Amlan Basu spent four weeks at the Christian Medical College Hospital, Vellore, India, discovering an ethos of medicine that was totally different to anything that he had ever come across before
It would be a waste of time and energy to go to a hospital in India with any expectations or preconceived ideas. Is that too bold an opening statement? Then let me qualify it, if only to appease the anti-sensationalists. Preconceptions would be a waste of time and energy if your medical knowledge was confined to the developed Western world, as mine was.
Sensory and emotional bombardment
To anticipate the experience that India offers is a mistake because, even within the hospital setting, India is an unpredictable bombardment of the senses.
Sights
Many of us remember our lives as a series of snapshots that never fade: the silent tears of a mother who has just lost her child; a waiting area in a clinic so full of people--I still cannot say if the area actually had any seats; stairs lined with patients on both sides; mothers breast feeding their children; others eating lunch off banana leaves; nurses with brilliant white saris draped over dark glowing skin.
Sounds
The incessant undulating hum of the waiting room; the whirring of the ceiling fans; the imperative and often impatient doctors; the penetrating cry of not just one child but a multitude; the complete lack of silence.
Smells
The acid-vinegar of disinfectant for wiping floors; "diarrhoea ward"; the sharp odour of sewers that run at the back of the hospital and yet, just around the corner, the sweetest warmest most enticing fragrance of freshly prepared food for sale on the street. But be warned that if you were to be seduced by these heavenly aromas, you may find yourself back where you started: diarrhoea ward.
You are also likely to feel bombarded at an emotional level: I have never felt such highs, nor have I felt such lows.
Money talks
The hospital that I visited, although essentially a fee paying hospital, prides itself on the fact that people only pay what they can afford. Some facilities though--for example, paediatric intensive care--come at a definite cost.
A baby is admitted gasping for air and is at first manually ventilated ("bagged") by a junior doctor. Before transferring the baby to intensive care, the parents are asked whether they can afford the treatment and are asked to pay an initial amount. If they cannot afford the treatment, the junior doctor is asked to stop ventilating the baby. The baby should be transferred to a free government hospital, where treatment can be continued, but everyone knows that as soon as ventilation stops the baby will die. These scenarios are common.
Once the immense tragedy of such a situation has been fully realised you are left with many questions. Why did the parents of the child bring the baby to a private hospital, when they knew that they could not afford to pay? Probably it was the closest hospital to them. How could anyone ask a junior doctor to stop ventilating a baby? Unfortunately, this is down to simple economics; eventually, the bill will arrive for the baby's treatment and if the parents cannot pay it then who will? If nobody pays the bills then hospitals would have to shut down. After all, they receive no government funding.
Gaining some perspective
Herein lies the beauty of the NHS in the United Kingdom. I know those three letters inevitably arouse feelings of dismay in Britain, the proverbial shake of the head, the obligatory deep sigh, "What a complete mess." But even the tiniest sense of perspective should be enough to stop us trashing what we have. Just stop and think about that baby facing death for no reason other than lack of money. Two things become clear. Firstly, we live in a ludicrously unjust world, and, secondly, to complain about the health services in the Western world is nothing short of sickening.
The doctor-patient relationship
So many things were phenomenally uplifting, particularly the people that I met, patients and doctors alike.

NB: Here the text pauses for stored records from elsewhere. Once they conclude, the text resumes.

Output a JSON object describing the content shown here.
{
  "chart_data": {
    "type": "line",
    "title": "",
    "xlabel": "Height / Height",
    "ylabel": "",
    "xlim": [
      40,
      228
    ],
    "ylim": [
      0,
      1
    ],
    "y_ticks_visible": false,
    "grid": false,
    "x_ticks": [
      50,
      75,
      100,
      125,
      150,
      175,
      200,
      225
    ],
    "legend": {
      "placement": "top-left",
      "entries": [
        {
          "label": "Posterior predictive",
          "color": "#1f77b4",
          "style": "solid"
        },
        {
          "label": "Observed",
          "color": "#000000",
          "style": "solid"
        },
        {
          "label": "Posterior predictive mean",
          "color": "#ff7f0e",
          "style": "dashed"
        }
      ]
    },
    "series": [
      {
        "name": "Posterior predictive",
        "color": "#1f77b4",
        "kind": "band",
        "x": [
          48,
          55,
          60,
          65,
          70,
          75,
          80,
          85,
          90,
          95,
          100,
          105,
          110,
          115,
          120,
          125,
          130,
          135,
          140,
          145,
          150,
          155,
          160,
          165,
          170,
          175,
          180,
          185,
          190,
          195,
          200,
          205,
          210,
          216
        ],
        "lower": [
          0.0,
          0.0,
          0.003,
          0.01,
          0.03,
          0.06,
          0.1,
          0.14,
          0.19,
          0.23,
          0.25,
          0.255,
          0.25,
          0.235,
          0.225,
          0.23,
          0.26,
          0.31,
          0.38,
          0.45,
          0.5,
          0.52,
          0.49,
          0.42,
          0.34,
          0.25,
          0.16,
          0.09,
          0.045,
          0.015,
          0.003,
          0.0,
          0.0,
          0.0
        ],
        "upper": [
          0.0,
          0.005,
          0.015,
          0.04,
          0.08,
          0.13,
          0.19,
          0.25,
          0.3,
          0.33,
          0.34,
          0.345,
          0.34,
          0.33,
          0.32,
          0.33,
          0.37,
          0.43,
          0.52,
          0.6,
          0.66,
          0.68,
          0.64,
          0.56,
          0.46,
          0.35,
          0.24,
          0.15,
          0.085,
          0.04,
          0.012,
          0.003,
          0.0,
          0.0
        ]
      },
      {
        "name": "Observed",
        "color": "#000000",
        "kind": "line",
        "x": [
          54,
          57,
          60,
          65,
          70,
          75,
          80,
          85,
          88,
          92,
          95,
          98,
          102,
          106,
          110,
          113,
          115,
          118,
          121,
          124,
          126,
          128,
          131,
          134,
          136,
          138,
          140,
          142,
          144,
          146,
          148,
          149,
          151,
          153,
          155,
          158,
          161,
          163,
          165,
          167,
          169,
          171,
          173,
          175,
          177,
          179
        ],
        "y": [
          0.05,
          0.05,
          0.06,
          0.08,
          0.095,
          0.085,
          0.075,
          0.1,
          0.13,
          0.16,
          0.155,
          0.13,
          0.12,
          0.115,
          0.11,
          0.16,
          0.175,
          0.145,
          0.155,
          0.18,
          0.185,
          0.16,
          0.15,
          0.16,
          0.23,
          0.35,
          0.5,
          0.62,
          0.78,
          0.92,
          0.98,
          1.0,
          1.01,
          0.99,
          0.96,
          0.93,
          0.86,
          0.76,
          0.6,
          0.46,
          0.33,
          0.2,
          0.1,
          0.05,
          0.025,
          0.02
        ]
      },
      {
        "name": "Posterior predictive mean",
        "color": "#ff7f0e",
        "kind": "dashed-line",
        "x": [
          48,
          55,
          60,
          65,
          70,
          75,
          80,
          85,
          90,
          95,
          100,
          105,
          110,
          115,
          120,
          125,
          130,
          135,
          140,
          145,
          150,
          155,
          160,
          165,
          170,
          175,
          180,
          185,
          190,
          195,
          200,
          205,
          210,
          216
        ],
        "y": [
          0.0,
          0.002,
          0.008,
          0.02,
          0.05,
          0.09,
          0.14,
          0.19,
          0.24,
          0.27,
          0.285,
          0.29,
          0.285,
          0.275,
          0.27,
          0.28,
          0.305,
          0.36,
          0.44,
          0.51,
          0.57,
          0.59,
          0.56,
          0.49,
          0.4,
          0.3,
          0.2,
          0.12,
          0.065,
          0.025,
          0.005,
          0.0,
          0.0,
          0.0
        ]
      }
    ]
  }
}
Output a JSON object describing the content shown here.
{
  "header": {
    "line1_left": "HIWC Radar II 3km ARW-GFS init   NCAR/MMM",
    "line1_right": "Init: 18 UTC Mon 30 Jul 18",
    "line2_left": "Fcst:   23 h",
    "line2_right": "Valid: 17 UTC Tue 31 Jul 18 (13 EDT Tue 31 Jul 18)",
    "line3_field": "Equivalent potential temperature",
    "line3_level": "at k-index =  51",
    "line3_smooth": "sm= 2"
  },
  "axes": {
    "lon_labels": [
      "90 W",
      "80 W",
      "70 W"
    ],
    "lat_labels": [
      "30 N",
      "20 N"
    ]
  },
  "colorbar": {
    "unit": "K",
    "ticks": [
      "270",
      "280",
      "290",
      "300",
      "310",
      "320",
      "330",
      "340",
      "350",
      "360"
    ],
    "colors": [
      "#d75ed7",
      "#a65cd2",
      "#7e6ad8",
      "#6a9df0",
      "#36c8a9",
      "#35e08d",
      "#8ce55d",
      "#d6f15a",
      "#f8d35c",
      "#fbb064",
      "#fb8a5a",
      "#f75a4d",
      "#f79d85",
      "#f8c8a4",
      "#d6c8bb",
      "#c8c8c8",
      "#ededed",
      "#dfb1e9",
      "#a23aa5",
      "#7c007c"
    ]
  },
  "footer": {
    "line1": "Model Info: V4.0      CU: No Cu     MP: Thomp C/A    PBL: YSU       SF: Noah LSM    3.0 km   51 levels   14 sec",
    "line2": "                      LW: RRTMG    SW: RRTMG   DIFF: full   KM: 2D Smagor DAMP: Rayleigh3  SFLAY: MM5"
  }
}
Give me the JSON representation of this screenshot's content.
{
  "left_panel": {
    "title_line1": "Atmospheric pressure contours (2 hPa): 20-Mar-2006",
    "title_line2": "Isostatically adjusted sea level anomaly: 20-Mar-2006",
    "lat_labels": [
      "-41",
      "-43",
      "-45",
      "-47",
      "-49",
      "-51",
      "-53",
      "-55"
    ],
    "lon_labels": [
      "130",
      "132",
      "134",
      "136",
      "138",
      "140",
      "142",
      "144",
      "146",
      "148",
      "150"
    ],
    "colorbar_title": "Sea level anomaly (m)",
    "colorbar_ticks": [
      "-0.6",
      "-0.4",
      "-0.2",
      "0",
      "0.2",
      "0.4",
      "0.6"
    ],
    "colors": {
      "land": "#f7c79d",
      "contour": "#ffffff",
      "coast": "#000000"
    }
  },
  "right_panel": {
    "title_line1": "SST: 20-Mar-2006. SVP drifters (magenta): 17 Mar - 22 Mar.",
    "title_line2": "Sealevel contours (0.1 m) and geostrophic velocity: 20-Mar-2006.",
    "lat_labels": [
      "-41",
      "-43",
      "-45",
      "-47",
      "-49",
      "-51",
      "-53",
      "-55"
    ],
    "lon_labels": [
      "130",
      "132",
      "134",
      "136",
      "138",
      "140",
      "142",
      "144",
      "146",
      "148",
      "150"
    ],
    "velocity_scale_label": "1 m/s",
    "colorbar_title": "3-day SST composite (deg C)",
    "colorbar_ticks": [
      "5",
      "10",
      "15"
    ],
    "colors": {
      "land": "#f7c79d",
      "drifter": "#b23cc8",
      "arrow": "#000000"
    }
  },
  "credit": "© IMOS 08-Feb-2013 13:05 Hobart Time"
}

In retrospect, the startling differences between medicine in India and in the West are almost entirely due to overpopulation and the massive number of patients that a doctor in India has to see in such a short amount of time. Doctors have no choice but to be paternalistic in their approach to patients. After all, there is no time for friendly discussion as to the different treatment options, no time for the natural course and pathology of the condition to be explained, no time for the patient to ask questions.
By Western standards, patients were treated abruptly and directly but were so appreciative despite this. I know that if a doctor in Britain adopted a similar attitude it would be greeted with only a letter of complaint. Patients in India understand the ridiculous pressures that doctors are under, and even though many of them have
travelled for three or four days for just a 30 second consultation, their gratitude is undiminished.
Most doctors I met were inspirational. After 12 hour clinics and ward rounds of epic proportions they still had the energy to pay attention to visiting elective students and still had the desire to teach us. This is just
as well, because there is so much to learn from them, not least their clinical skills, which perhaps because of the scarcity of
hi-tech investigations available to them, have become finely tuned to a remarkable degree.
I wish visiting a developing country was a compulsory part of medical education. Not only would it inspire us, but it would also impart to us a "global perspective," which is the most valid perspective we can hope to gain.